El fantasma del vuelo Río-París AF447, que se estrelló en el Atlántico en 2009 cobrando la vida de 228 personas, resurge con fuerza. El parquet general ha solicitado en apelación una condena para el gigante aeronáutico Airbus y la aerolínea Air France por el delito de homicidio involuntario. Esta decisión revierte la sentencia inicial que había absuelto a ambas compañías, generando un nuevo capítulo en esta dolorosa saga.
¿Qué pasó en el juicio de apelación?
Durante el juicio de apelación, los abogados generales calificaron de "indecente" la defensa presentada por Airbus y Air France. Argumentaron que una condena, aunque sea económica (la máxima multa posible es de 225.000 euros), serviría como un fuerte advertencia y pondría nuevamente el valor de la vida humana en el centro de las prioridades.
Las acusaciones contra Airbus
- Subestimación de la gravedad de las fallas en las sondas Pitot (sensores de velocidad).
- Falta de información adecuada a las tripulaciones sobre cómo reaccionar ante fallas en dichas sondas.
Las acusaciones contra Air France
- Falta de formación adecuada sobre el procedimiento a seguir en caso de congelamiento de las sondas Pitot.
- Falta de información a las tripulaciones sobre la detección del congelamiento de las sondas Pitot.

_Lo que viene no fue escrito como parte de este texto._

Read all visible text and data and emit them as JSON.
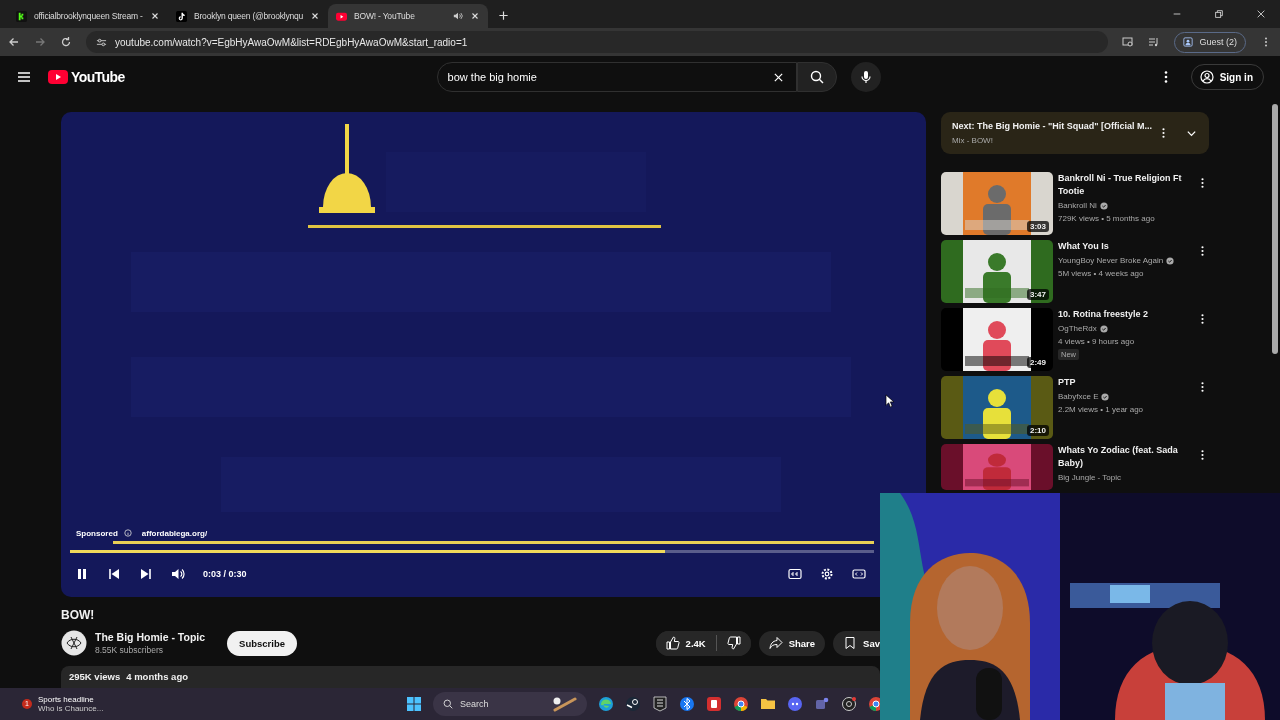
{
  "tabs": [
    {
      "title": "officialbrooklynqueen Stream -",
      "selected": false,
      "audio": false
    },
    {
      "title": "Brooklyn queen (@brooklynqu",
      "selected": false,
      "audio": false
    },
    {
      "title": "BOW! - YouTube",
      "selected": true,
      "audio": true
    }
  ],
  "address_bar": {
    "url": "youtube.com/watch?v=EgbHyAwaOwM&list=RDEgbHyAwaOwM&start_radio=1",
    "profile": "Guest (2)"
  },
  "header": {
    "logo": "YouTube",
    "search": "bow the big homie",
    "sign_in": "Sign in"
  },
  "player": {
    "sponsored": "Sponsored",
    "ad_link": "affordablega.org/",
    "time": "0:03 / 0:30",
    "playing": true,
    "progress": {
      "level": 0.74
    }
  },
  "video": {
    "title": "BOW!",
    "channel": "The Big Homie - Topic",
    "subscribers": "8.55K subscribers",
    "subscribe": "Subscribe",
    "likes": "2.4K",
    "share": "Share",
    "save": "Sav",
    "views": "295K views",
    "date": "4 months ago"
  },
  "up_next": {
    "title": "Next: The Big Homie - \"Hit Squad\" [Official M...",
    "playlist": "Mix - BOW!"
  },
  "videos": [
    {
      "title": "Bankroll Ni - True Religion Ft Tootie",
      "channel": "Bankroll Ni",
      "verified": true,
      "meta": "729K views • 5 months ago",
      "duration": "3:03"
    },
    {
      "title": "What You Is",
      "channel": "YoungBoy Never Broke Again",
      "verified": true,
      "meta": "5M views • 4 weeks ago",
      "duration": "3:47"
    },
    {
      "title": "10. Rotina freestyle 2",
      "channel": "OgTheRdx",
      "verified": true,
      "meta": "4 views • 9 hours ago",
      "duration": "2:49",
      "badge": "New"
    },
    {
      "title": "PTP",
      "channel": "Babyfxce E",
      "verified": true,
      "meta": "2.2M views • 1 year ago",
      "duration": "2:10"
    },
    {
      "title": "Whats Yo Zodiac (feat. Sada Baby)",
      "channel": "Big Jungle - Topic",
      "verified": false
    }
  ],
  "taskbar": {
    "news_count": "1",
    "news_title": "Sports headline",
    "news_text": "Who is Chaunce...",
    "search": "Search"
  }
}
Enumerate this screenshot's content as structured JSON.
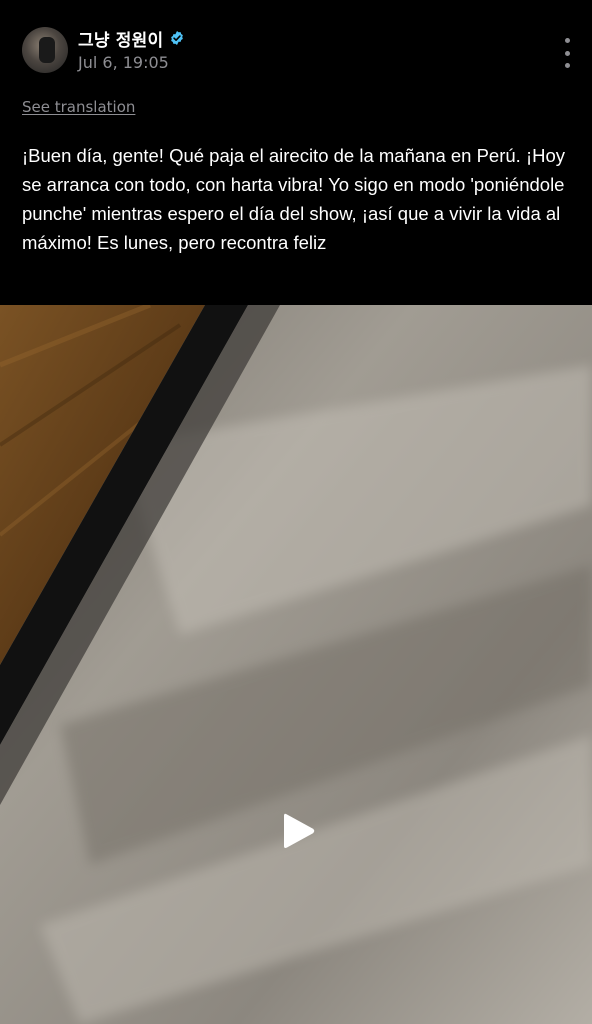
{
  "post": {
    "author": {
      "name": "그냥 정원이",
      "verified": true,
      "verified_color": "#4fc3f7"
    },
    "timestamp": "Jul 6, 19:05",
    "see_translation_label": "See translation",
    "text": "¡Buen día, gente! Qué paja el airecito de la mañana en Perú. ¡Hoy se arranca con todo, con harta vibra! Yo sigo en modo 'poniéndole punche' mientras espero el día del show, ¡así que a vivir la vida al máximo! Es lunes, pero recontra feliz",
    "icons": {
      "more": "more-vertical-icon",
      "verified": "verified-badge-icon",
      "play": "play-icon"
    }
  },
  "colors": {
    "background": "#000000",
    "secondary_text": "#8e8e93",
    "primary_text": "#ffffff"
  }
}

Los familiares de las víctimas, presentes durante el juicio, escucharon con atención el alegato fiscal, esperando que esta vez se haga justicia. El representante del ministerio público expresó su esperanza de que la lucha de los familiares encuentre su fin cuando la corte emita su decisión en los próximos meses.
El caso del vuelo Río-París ha puesto de manifiesto la importancia de la seguridad aérea y la responsabilidad de las empresas en garantizar la integridad de sus operaciones. La decisión final de la corte será crucial para determinar si Airbus y Air France son responsables de las negligencias que contribuyeron a esta tragedia.